Organic electrosynthesis provides a unique opportunity to drive organic reactions using renewable electricity, oftentimes under milder conditions than can be achieved with chemistry driven by heat derived from fossil fuels. An added benefit of using electricity in these reactions is the ability to dynamically change the driving force through time-dependent modulation of the applied potential. In organic electrosynthesis, rapidly alternating the polarity (rAP) applied to an electrode has been shown to enhance product yield and enable new, chemoselective reactivities. However, the molecular origin of the increase in selectivity and yield observed under rAP has yet to be fully investigated.

One hypothesis about the origin of enhancement under rAP is that exposing the electrode to the oppositely charged potential provides time to replenish reagents and eliminate products from the diffusion layer near the electrode surface. Thus, upon renewed application of the reaction potential, the interface is refilled with a high concentration of substrate, enabling high conversion rates while simultaneously avoiding competitive side reactions.
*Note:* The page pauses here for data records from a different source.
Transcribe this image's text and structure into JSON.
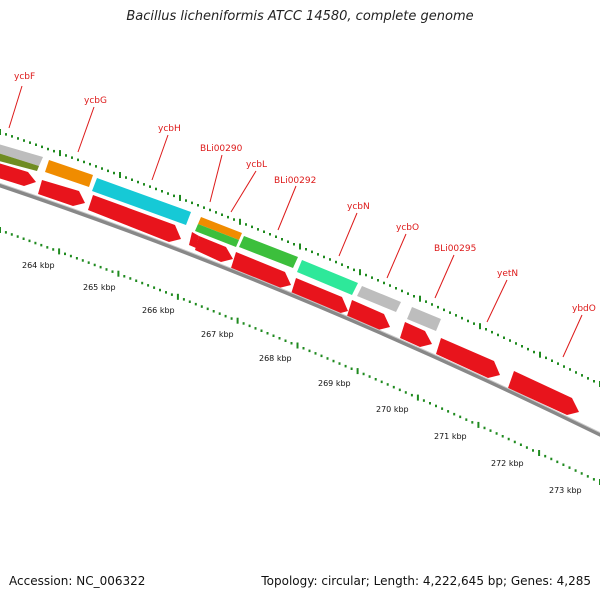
{
  "title": "Bacillus licheniformis ATCC 14580, complete genome",
  "footer": {
    "accession": "Accession: NC_006322",
    "summary": "Topology: circular; Length: 4,222,645 bp; Genes: 4,285"
  },
  "scale_labels": [
    "264 kbp",
    "265 kbp",
    "266 kbp",
    "267 kbp",
    "268 kbp",
    "269 kbp",
    "270 kbp",
    "271 kbp",
    "272 kbp",
    "273 kbp"
  ],
  "colors": {
    "backbone": "#888888",
    "gene_arrow": "#e8141c",
    "label": "#dd1a1a",
    "tick": "#1f8a1f",
    "cog_olive": "#6f8c22",
    "cog_gray": "#bdbdbd",
    "cog_orange": "#f08c00",
    "cog_cyan": "#16c9d6",
    "cog_green": "#3cbf3c",
    "cog_mint": "#2ee89a"
  },
  "gene_labels": [
    "ycbF",
    "ycbG",
    "ycbH",
    "BLi00290",
    "ycbL",
    "BLi00292",
    "ycbN",
    "ycbO",
    "BLi00295",
    "yetN",
    "ybdO"
  ]
}
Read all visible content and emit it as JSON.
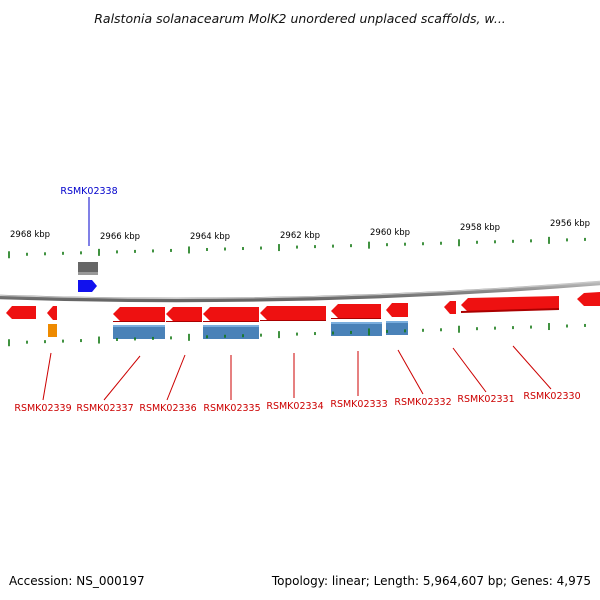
{
  "title": "Ralstonia solanacearum MolK2 unordered unplaced scaffolds, w...",
  "footer": {
    "accession": "Accession: NS_000197",
    "summary": "Topology: linear; Length: 5,964,607 bp; Genes: 4,975"
  },
  "colors": {
    "forward_gene": "#ee1111",
    "reverse_gene": "#ee1111",
    "cds_reverse": "#4a82b8",
    "rna_forward": "#1111ee",
    "pseudo": "#666666",
    "other": "#ee8a00",
    "axis": "#888888",
    "tick": "#117711",
    "label_red": "#cc0000",
    "label_blue": "#0000cc"
  },
  "scale": {
    "unit": "kbp",
    "direction": "decreasing-left-to-right",
    "major_ticks": [
      {
        "label": "2968 kbp"
      },
      {
        "label": "2966 kbp"
      },
      {
        "label": "2964 kbp"
      },
      {
        "label": "2962 kbp"
      },
      {
        "label": "2960 kbp"
      },
      {
        "label": "2958 kbp"
      },
      {
        "label": "2956 kbp"
      }
    ]
  },
  "genes": [
    {
      "id": "RSMK02339",
      "strand": "reverse",
      "track": "gene",
      "label_color": "label_red"
    },
    {
      "id": "RSMK02338",
      "strand": "forward",
      "track": "rna",
      "label_color": "label_blue"
    },
    {
      "id": "RSMK02337",
      "strand": "reverse",
      "track": "gene",
      "label_color": "label_red"
    },
    {
      "id": "RSMK02336",
      "strand": "reverse",
      "track": "gene",
      "label_color": "label_red"
    },
    {
      "id": "RSMK02335",
      "strand": "reverse",
      "track": "gene",
      "label_color": "label_red"
    },
    {
      "id": "RSMK02334",
      "strand": "reverse",
      "track": "gene",
      "label_color": "label_red"
    },
    {
      "id": "RSMK02333",
      "strand": "reverse",
      "track": "gene",
      "label_color": "label_red"
    },
    {
      "id": "RSMK02332",
      "strand": "reverse",
      "track": "gene",
      "label_color": "label_red"
    },
    {
      "id": "RSMK02331",
      "strand": "reverse",
      "track": "gene",
      "label_color": "label_red"
    },
    {
      "id": "RSMK02330",
      "strand": "reverse",
      "track": "gene",
      "label_color": "label_red"
    }
  ]
}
Based on this premise, similar performance as observed under rAP should be achievable under an applied DC potential if the supply and removal of species to and from the electrode surface is rationally controlled.
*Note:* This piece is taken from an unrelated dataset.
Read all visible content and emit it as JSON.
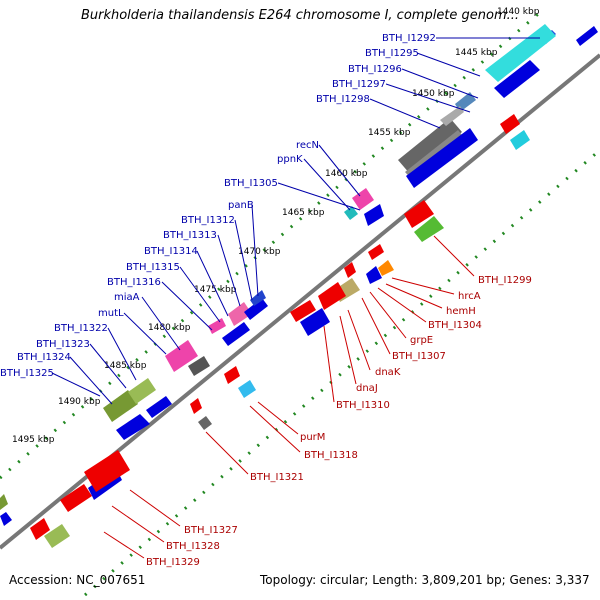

Furthermore, in reactions that required both an oxidation and reduction of intermediates to yield the final product, rAP is hypothesized to eliminate the need to transfer relevant intermediates across the bulk solution. This then enables enhanced performance of a reaction compared to running under DC conditions. However, it can be envisioned that a reactor engineered to have extremely high rates of mass transfer could move intermediates across the bulk solution at sufficient rates to yield the same performance as running under rAP.

To verify these hypotheses, we built electrochemical flow reactors which allow for precisely controlled mass transport rates. We compared conditions of high and low mass transport, with and without rAP, to evaluate the impact of mass transport in several reactions of interest to pharmaceutical electrosynthesis. Our data confirm that high mass transport rates can mimic rAP’s ability to replenish reagents at the interface and cycle intermediates.

Based on our findings, we were then able to employ controlled mass transport to achieve comparable organic electrosynthesis selectivity and yield under DC conditions compared to rAP. Our results provide novel insight into the role of mass transfer in rAP’s ability to mediate interfacial reagent concentrations to enhance reaction performance and chemoselectivity.